De Tweede Kamer zou de implementatie van het online patiëntenportaal, dat ook toegang gaat geven tot de digitale kopie van het medisch dossier, daarom ook zeer kritisch moeten volgen.

Andere zaken om de komende tijd in de gaten te houden:

VP Huisartsen voert een rechtszaak tegen de landelijke uitrol van het LSP. De bodemprocedure startte in 2014 en momenteel loopt de cassatiezaak bij de Hoge Raad. In deze zaak speelt ook de toestemming die patiënten in het LSP kunnen geven een belangrijke rol.

Wetsvoorstel 33980 geeft zorgverzekeraars de bevoegdheid om bij een vermoeden van fraude het medisch dossier bij zorgverleners op te eisen. Dit alles zonder voorafgaande toestemming van de patiënt. Een onnodige en disproportionele inbreuk op de patiëntprivacy. PrivacyBarometer heeft een brievenactie waaraan iedereen zou moeten meedoen.

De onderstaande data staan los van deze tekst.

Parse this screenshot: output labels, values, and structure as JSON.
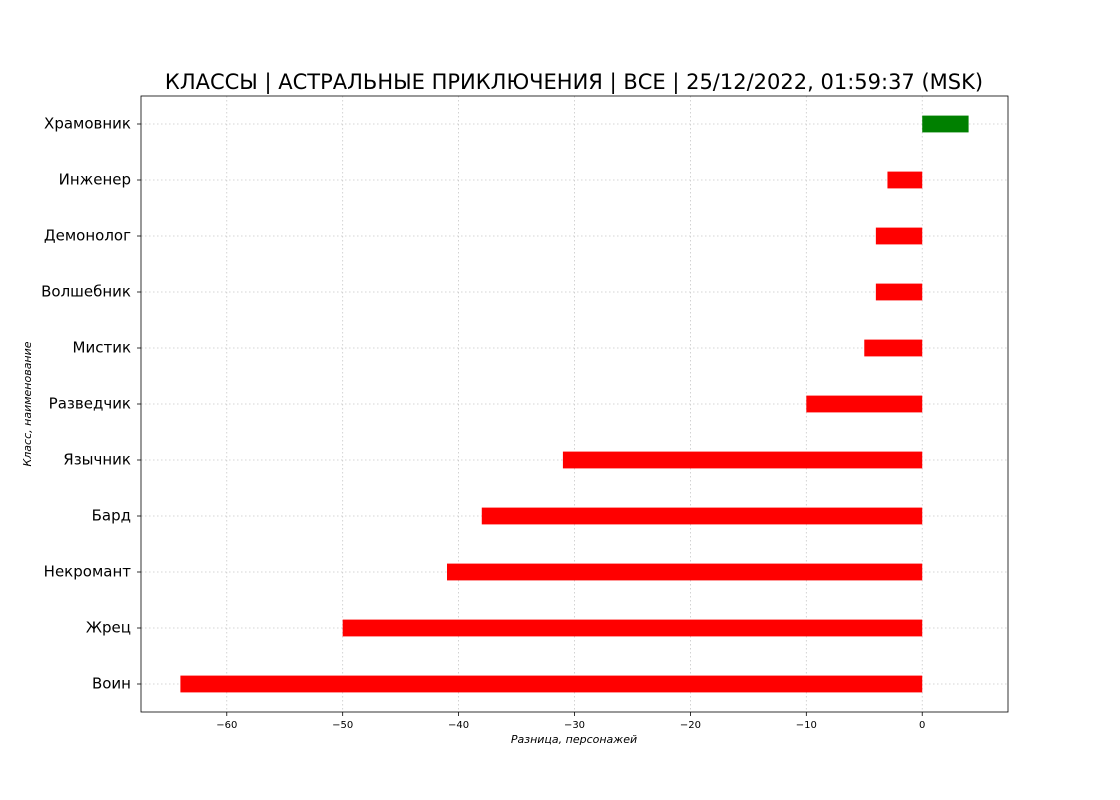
{
  "chart_data": {
    "type": "barh",
    "title": "КЛАССЫ | АСТРАЛЬНЫЕ ПРИКЛЮЧЕНИЯ | ВСЕ | 25/12/2022, 01:59:37 (MSK)",
    "x_label": "Разница, персонажей",
    "y_label": "Класс, наименование",
    "categories": [
      "Храмовник",
      "Инженер",
      "Демонолог",
      "Волшебник",
      "Мистик",
      "Разведчик",
      "Язычник",
      "Бард",
      "Некромант",
      "Жрец",
      "Воин"
    ],
    "values": [
      4,
      -3,
      -4,
      -4,
      -5,
      -10,
      -31,
      -38,
      -41,
      -50,
      -64
    ],
    "colors": [
      "#008000",
      "#ff0000",
      "#ff0000",
      "#ff0000",
      "#ff0000",
      "#ff0000",
      "#ff0000",
      "#ff0000",
      "#ff0000",
      "#ff0000",
      "#ff0000"
    ],
    "xlim": [
      -67.4,
      7.4
    ],
    "xticks": [
      {
        "value": -60,
        "label": "−60"
      },
      {
        "value": -50,
        "label": "−50"
      },
      {
        "value": -40,
        "label": "−40"
      },
      {
        "value": -30,
        "label": "−30"
      },
      {
        "value": -20,
        "label": "−20"
      },
      {
        "value": -10,
        "label": "−10"
      },
      0
    ],
    "grid": true
  }
}
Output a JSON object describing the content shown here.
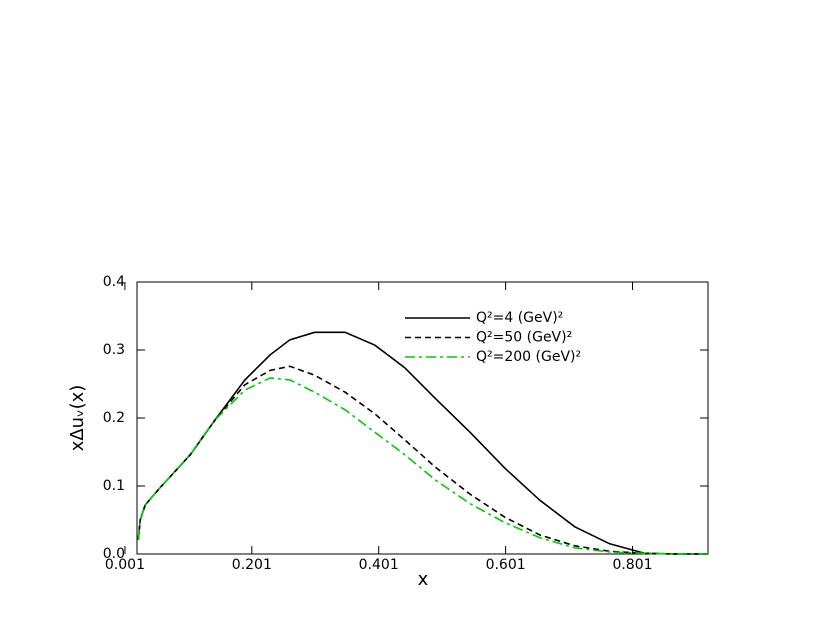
{
  "chart_data": {
    "type": "line",
    "xlabel": "x",
    "ylabel": "xΔuᵥ(x)",
    "x": [
      0.022,
      0.025,
      0.033,
      0.056,
      0.104,
      0.143,
      0.19,
      0.23,
      0.261,
      0.3,
      0.348,
      0.395,
      0.442,
      0.49,
      0.545,
      0.6,
      0.655,
      0.71,
      0.765,
      0.82,
      0.868,
      0.92
    ],
    "series": [
      {
        "name": "Q²=4 (GeV)²",
        "color": "#000000",
        "dash": "solid",
        "values": [
          0.021,
          0.05,
          0.072,
          0.097,
          0.146,
          0.197,
          0.256,
          0.293,
          0.315,
          0.326,
          0.326,
          0.307,
          0.274,
          0.229,
          0.179,
          0.126,
          0.079,
          0.04,
          0.015,
          0.001,
          0,
          0
        ]
      },
      {
        "name": "Q²=50 (GeV)²",
        "color": "#000000",
        "dash": "dashed",
        "values": [
          0.021,
          0.05,
          0.072,
          0.097,
          0.146,
          0.197,
          0.249,
          0.27,
          0.276,
          0.263,
          0.238,
          0.206,
          0.168,
          0.128,
          0.088,
          0.054,
          0.028,
          0.012,
          0.004,
          0.001,
          0,
          0
        ]
      },
      {
        "name": "Q²=200 (GeV)²",
        "color": "#00cc00",
        "dash": "dashdot",
        "values": [
          0.021,
          0.05,
          0.072,
          0.097,
          0.146,
          0.197,
          0.241,
          0.259,
          0.256,
          0.238,
          0.212,
          0.179,
          0.146,
          0.109,
          0.074,
          0.046,
          0.024,
          0.009,
          0.003,
          0.001,
          0,
          0
        ]
      }
    ],
    "xlim": [
      0.02,
      0.92
    ],
    "ylim": [
      0,
      0.4
    ],
    "xticks": [
      0.001,
      0.201,
      0.401,
      0.601,
      0.801
    ],
    "yticks": [
      {
        "value": 0,
        "label": "0.0"
      },
      0.1,
      0.2,
      0.3,
      0.4
    ],
    "grid": false,
    "legend": "upper right"
  }
}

De Autoriteit Persoonsgegevens (AP) moet intensiever toezien op de uitwisseling van medische gegevens, zo stelt een motie van de Eerste Kamer. We maken ons echter grote zorgen over hoe de toezichthouder deze taak inhoudelijk zal opvatten. In de afgelopen jaren heeft de AP juist het LSP gefaciliteerd, door goedkeuring te verlenen aan de private uitrol van het systeem.